When our eyes get fixed on the present we begin in many subtle ways to think and act as if this were the only kingdom of God there would ever be. We struggle with discouragement, with worldliness (because we have grown comfortable with the present), we relax our standards for our living because we grow used to the fact that we fall so far short of the law of God and the example of Christ.

On the other hand, when we think too much of the future, we grow careless of our living here for the opposite reason — we become used to thinking that nothing much will happen here, we will never get very far because it is later that we will be transformed. We don't struggle with discouragement as much as apathy because the kingdom of God in this world seems so nearly invisible to us as to be irrelevant to our daily lives.

In Paul you find a perfect blend of concentration both on the present and the future:

— "Who shall deliver me?" Thanks be to God, who gives the victory… By which he means, in the world to come. Our citizenship is in heaven…etc.

— "Forgetting what is behind, I press on to lay hold of that for which Christ laid hold of me…" Fight the good fight, run the race…
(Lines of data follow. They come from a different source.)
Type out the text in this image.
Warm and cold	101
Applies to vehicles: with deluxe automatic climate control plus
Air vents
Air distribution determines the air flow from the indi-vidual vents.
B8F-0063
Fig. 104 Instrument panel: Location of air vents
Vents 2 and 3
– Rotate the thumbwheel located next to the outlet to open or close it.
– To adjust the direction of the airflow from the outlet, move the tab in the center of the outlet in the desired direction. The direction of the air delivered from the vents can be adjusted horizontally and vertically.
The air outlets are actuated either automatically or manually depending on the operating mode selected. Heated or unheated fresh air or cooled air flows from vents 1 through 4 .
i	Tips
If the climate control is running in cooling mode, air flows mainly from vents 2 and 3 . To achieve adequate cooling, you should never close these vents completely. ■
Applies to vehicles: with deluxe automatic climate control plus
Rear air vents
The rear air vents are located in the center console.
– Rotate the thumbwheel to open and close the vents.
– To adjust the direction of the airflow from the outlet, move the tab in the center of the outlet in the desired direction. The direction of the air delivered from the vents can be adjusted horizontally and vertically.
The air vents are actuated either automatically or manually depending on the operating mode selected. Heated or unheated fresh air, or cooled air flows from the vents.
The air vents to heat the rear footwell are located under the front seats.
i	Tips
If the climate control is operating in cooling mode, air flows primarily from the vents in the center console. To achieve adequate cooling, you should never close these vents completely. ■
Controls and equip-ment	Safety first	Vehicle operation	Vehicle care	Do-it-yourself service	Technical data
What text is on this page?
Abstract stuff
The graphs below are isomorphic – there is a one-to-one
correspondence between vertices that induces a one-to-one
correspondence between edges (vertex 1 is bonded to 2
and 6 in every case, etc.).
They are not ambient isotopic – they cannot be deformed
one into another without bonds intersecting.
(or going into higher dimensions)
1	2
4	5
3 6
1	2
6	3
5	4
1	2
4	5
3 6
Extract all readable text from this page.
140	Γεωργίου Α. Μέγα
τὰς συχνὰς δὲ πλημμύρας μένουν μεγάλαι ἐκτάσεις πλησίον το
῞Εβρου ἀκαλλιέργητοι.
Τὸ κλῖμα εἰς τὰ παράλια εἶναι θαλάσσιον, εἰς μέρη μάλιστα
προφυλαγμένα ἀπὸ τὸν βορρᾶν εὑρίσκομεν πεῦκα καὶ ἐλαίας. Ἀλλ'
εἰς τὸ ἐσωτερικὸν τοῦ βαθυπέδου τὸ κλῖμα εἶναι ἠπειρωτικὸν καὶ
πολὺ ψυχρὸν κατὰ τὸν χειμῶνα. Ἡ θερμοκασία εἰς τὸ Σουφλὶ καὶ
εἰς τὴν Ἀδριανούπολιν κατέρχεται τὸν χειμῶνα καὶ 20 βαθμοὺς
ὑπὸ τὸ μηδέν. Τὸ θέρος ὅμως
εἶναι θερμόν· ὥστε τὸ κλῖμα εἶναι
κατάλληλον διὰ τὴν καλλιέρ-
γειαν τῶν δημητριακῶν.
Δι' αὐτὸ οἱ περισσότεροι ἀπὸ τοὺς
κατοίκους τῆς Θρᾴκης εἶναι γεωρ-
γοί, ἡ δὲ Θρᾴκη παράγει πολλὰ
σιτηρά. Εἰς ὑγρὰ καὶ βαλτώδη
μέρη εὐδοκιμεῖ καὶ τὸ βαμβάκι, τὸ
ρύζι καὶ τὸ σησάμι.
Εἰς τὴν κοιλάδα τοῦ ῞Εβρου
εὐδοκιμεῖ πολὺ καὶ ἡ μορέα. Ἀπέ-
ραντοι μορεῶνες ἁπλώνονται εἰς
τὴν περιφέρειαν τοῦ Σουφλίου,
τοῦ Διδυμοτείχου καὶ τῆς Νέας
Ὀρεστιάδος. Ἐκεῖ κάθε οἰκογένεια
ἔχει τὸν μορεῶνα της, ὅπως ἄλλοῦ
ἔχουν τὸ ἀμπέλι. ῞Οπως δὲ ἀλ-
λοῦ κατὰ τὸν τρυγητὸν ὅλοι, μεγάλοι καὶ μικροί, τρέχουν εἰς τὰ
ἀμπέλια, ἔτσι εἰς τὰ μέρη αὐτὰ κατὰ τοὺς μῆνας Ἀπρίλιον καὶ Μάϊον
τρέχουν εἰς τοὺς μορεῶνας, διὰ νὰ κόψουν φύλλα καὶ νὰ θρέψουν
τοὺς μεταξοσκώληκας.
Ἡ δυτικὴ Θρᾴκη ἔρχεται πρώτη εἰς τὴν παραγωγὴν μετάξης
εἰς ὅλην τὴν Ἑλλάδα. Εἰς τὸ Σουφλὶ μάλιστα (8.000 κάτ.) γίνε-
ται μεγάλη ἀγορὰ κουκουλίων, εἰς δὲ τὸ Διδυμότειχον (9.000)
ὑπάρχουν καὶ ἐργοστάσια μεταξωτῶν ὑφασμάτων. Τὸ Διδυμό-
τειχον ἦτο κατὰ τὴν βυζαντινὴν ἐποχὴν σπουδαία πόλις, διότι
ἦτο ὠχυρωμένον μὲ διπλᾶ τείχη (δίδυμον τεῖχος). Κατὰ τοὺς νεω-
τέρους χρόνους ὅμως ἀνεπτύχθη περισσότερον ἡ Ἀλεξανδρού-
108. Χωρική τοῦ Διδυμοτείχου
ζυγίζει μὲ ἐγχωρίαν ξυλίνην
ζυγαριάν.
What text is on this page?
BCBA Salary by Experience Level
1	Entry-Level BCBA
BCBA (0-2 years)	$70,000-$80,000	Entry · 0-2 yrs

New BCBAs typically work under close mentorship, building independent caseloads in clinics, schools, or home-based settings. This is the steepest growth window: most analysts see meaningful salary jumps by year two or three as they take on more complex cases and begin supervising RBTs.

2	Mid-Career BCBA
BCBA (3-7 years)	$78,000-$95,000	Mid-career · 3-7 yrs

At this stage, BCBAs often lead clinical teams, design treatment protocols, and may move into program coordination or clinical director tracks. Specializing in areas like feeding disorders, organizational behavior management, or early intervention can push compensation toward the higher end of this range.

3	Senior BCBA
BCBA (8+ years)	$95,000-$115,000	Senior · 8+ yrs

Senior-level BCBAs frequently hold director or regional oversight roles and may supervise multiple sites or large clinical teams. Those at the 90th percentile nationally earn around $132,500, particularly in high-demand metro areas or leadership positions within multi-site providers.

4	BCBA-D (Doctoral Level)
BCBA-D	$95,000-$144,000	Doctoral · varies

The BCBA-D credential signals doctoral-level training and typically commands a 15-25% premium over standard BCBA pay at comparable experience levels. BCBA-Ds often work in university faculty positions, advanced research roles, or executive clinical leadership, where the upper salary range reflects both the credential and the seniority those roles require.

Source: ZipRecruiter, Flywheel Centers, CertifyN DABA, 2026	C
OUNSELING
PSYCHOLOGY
I think this is a large part of why the Christian life has been designed at it has. There is in it already enough of the future triumph to whet our appetites and keep us believing in the reality of the kingdom of God and of God's presence with us in the world. But, there is also enough of this world as unreformed by the entrance of God's kingdom to keep us working, serving, striving, longing for more, and, especially, to keep us looking to God for grace to help in time of need.

Day in, day out, it is for us to consider that we have encountered the reality of God's kingdom, the breaking in of heaven and the hand of the living God — as Paul did on the island of Malta and then again in Rome with his living fellowship with saints he had never met before — and then, an instant later to remember that this kingdom, while present in one way and to a certain degree will not be consummated, will not be present in power and perfection until Christ comes again — which is why I find myself chained to this Roman soldier!

If we keep looking at our days and nights in these terms, we will get the most out of all that happens to us — a confidence in the Lord's presence with us now and the present working of his kingdom in the world, and, with that, an eye always turned toward heaven and the fulfillment of all things. And, in the reverse, it is a good way of examining ourselves and the state of our lives at any moment. "Am I doubting the present reign of God, or am I doubting the future consummation? Am I failing to reckon with the fact that God is present and working now, in my heart and my midst — am I not believing and acting upon that reality? Or am I failing to reckon with the fact that soon this world and this life will be no more and all shall have been brought into the judgment of God and the saints made perfect in the life of boundless joy above?"

You will find, as I have, that it is always one thing or the other! And sometimes, alas, it is both at the same time! And we will not be where we should be as Christians, where Paul was, until we are entirely sure, at every moment, both that the God who made the heavens and the earth is at our right hand, doing his will in this world and bringing his salvation to pass for his people and that the day is coming very soon when this world and all that is in it shall pass away and God's people shall be with him face to face, bathed in his glory, there to live for ever and ever. The man or woman who knows those two things and lives accordingly, is the man or woman who really lives the Christian life!

It is just this simple perspective on life that makes such a huge difference. And that is why the Bible continually is reminding us of it.